I’m in a rush so need to be brief as I’m getting ready to demonstrate some of the lovely recipes from my WI Cookbook this Saturday (May 2nd) at Penshurst Farmers Market. The weather is promising to be suitably springlike so I’m channelling my thermals for freezing winds and showers and am preparing a fairly hearty soup to warm up visitors but, of course, it’s the WI so there will be plenty of historic cake too. And I’m planning to flambe some Crepes Suzette as a tribute to the Sixties.
I’ll be signing copies of both the WI Cookbook and my other book Back in Time for Dinner and revealing a few stories behind researching and working on these two wonderful projects. So come along for a chat and a piece of cake….
And make sure you read on to work out just what to buy as you wander around the marketwhen you do.
What to buy this MAY at the Farmers’ Market
Longer days with some warm spring sunshine means May is always an exciting month at the Farmers’ market, as we start to see the first signs of the bounty of produce that will be with us in the coming months. Best of all there is wonderful English asparagus, one of the great treats of the season. A cool March and early April has kept the spears waiting in the ground but they are pushing through the earth now ready for harvesting. And it looks like it’s going to be a bumper harvest. So when you find the first spears available, buy them! Asparagus is at its sublime best when picked and cooked within hours, something easily achievable when bought locally at the market, unlike the supermarket version which may be several days old and have lost both the distinctive sweetness and tender texture as a result. Make the most of the delicate flavour by serving simply steamed with melted butter or hollandaise, or toss with crumbled local goat’s cheese, some toasted pine nuts and a simple olive oil and lemon vinaigrette. Or try the luxurious chicken recipe below.
Other spring vegetables are just starting to appear after the cold of the winter. Look out for are tender little early English new potatoes giving the Jerseys a run for their money. Leaves such as spinach, watercress, rocket and lettuces can now be found sitting alongside the last of this year’s main vegetable crop of purple sprouting broccoli, spring cabbage, cauliflower, spring greens, spring onions and radishes. Radishes, spring onions and samphire show that lighter eating is now an easy choice for the cook. The wealth of summer berries are still ahead of us but do continue to make the most of green outdoor rhubarb this month in crumbles, pies and fools. Or try making your own rhubarb jams and chutneys – the tart flavour of the fruit is ideal used this way, particularly if you add ginger as a flavouring. By the end of the month the earliest gooseberries should be available ready to pair up with their perfect partner – elderflowers. Just add a head or two of creamy white flowers (pick away from roads or sprayed fields and shake to remove bugs) to the gooseberries as they cook and lift out before serving.

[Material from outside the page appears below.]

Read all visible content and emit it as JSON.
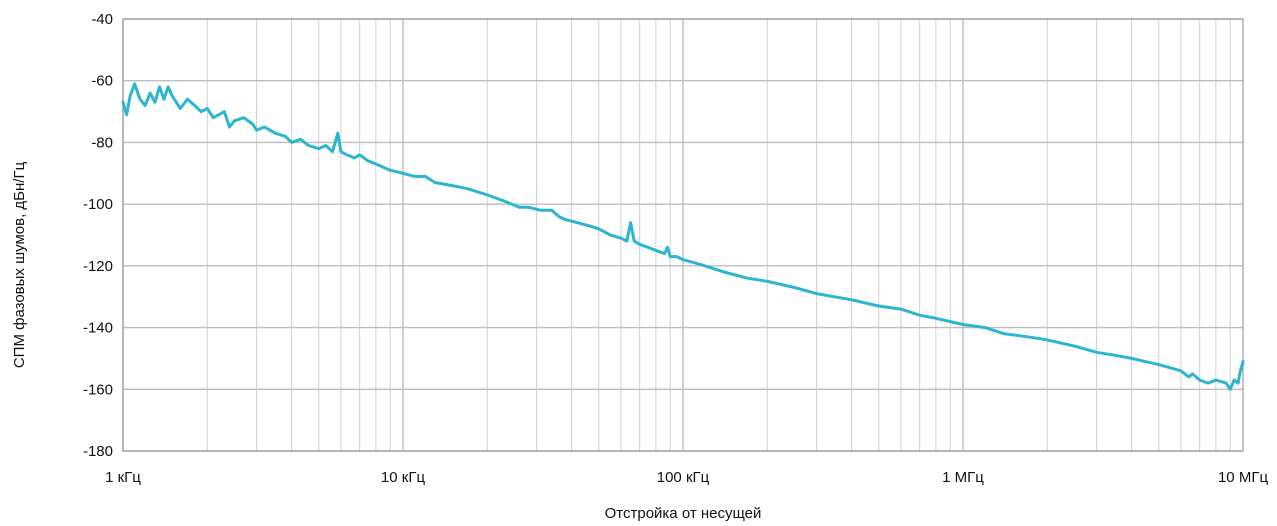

Wild sea trout is one of the season’s great treats – smaller fish make a lovely meal for one. Lemon sole, cod, halibut and sea bass are all good at this time of year and shellfish fans should keep an eye out for razor clams and cockles. For meat eaters spring lamb will start to appear during the month – lambs are sold the year of their birth and the early season lamb is tender and fine flavoured. Look out for salt marsh lamb coming in at the end of the month, with its juicy meat and distinctive flavour. Roast and serve simply with new potatoes cooked in their skins with a sprig or two of fresh mint and samphire to enhance the salty tang to the flesh. To cook samphire just rinse and boil in water briefly – don’t add any more salt – then toss in a little local butter. The texture should be still crisp. Local reared beef and pork will be at their most succulent as the grazing starts to green up.

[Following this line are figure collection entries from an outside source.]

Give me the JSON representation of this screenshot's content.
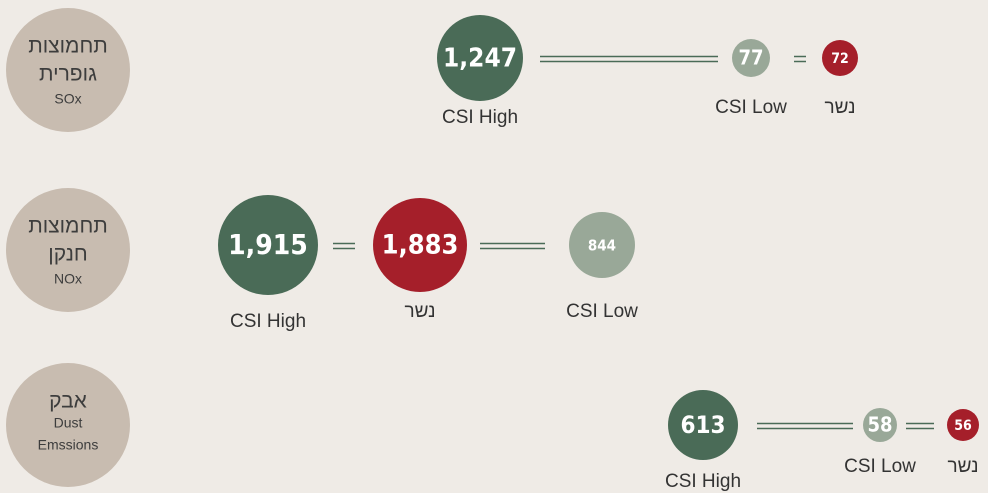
{
  "rows": [
    {
      "label": [
        "תחמוצות",
        "גופרית"
      ],
      "code": "SOx",
      "items": [
        {
          "value": "1,247",
          "name": "CSI High"
        },
        {
          "value": "77",
          "name": "CSI Low"
        },
        {
          "value": "72",
          "name": "נשר"
        }
      ]
    },
    {
      "label": [
        "תחמוצות",
        "חנקן"
      ],
      "code": "NOx",
      "items": [
        {
          "value": "1,915",
          "name": "CSI High"
        },
        {
          "value": "1,883",
          "name": "נשר"
        },
        {
          "value": "844",
          "name": "CSI Low"
        }
      ]
    },
    {
      "label": [
        "אבק",
        "Dust"
      ],
      "code": "Emssions",
      "items": [
        {
          "value": "613",
          "name": "CSI High"
        },
        {
          "value": "58",
          "name": "CSI Low"
        },
        {
          "value": "56",
          "name": "נשר"
        }
      ]
    }
  ]
}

Chicken with asparagus, cream and lemon
This classic dish is luxurious enough for spring entertaining but simple enough to prepare for an after-work supper. Serve it with steamed new potatoes and a green salad or with buttered tagliatelle
Serves 4/Prep 10 minutes/Cook 25 minutes
4 chicken breast fillets, cut into thick lengths and seasoned with salt and pepper
1 medium onion, finely chopped
2 tbsp plain flour
100ml dry white wine
300ml chicken stock
juice and finely grated rind of 1 lemon
450g bunched asparagus, trimmed and cut into 5cm lengths
100ml local double cream
2 – 3 tbsp each chopped fresh mint and parsley
salt and freshly ground black pepper
Melt the butter in a medium heavy-based casserole, add the chicken stripsand brown lightly on all sides over a medium high heat. Remove from the pan with a slotted spoon and set aside.

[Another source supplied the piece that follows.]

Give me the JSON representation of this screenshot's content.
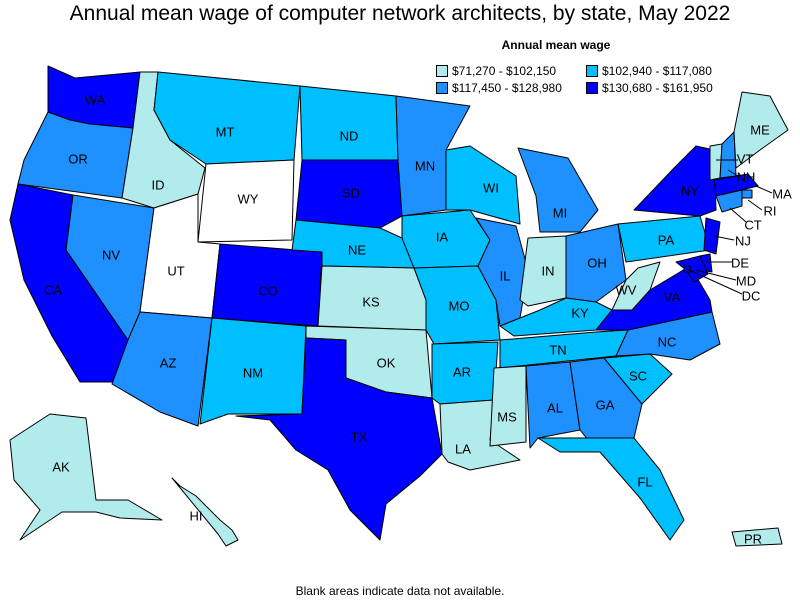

Add the onion to the pan and cook over a low heat for several minutes until lightly coloured. Return the chicken and any juices to the pan. Sprinkle over the flour, stir and let it cook for a minute. Increase the heat and add the white wine, stirring. Gradually add the stock and lemon juice and bring to the boil, stirring, then lower the heat and simmer gently for about 5 minutes until the chicken is nearly cooked through.
Add the asparagus and seasoning, pushing the asparagus under the surface of the liquid, and continue simmering for about 5 minutes, until the asparagus is just tender. Stir in the cream, lemon rind and chopped herbs and heat through back to simmering point. Check the seasoning and serve with steamed rice or new potatoes.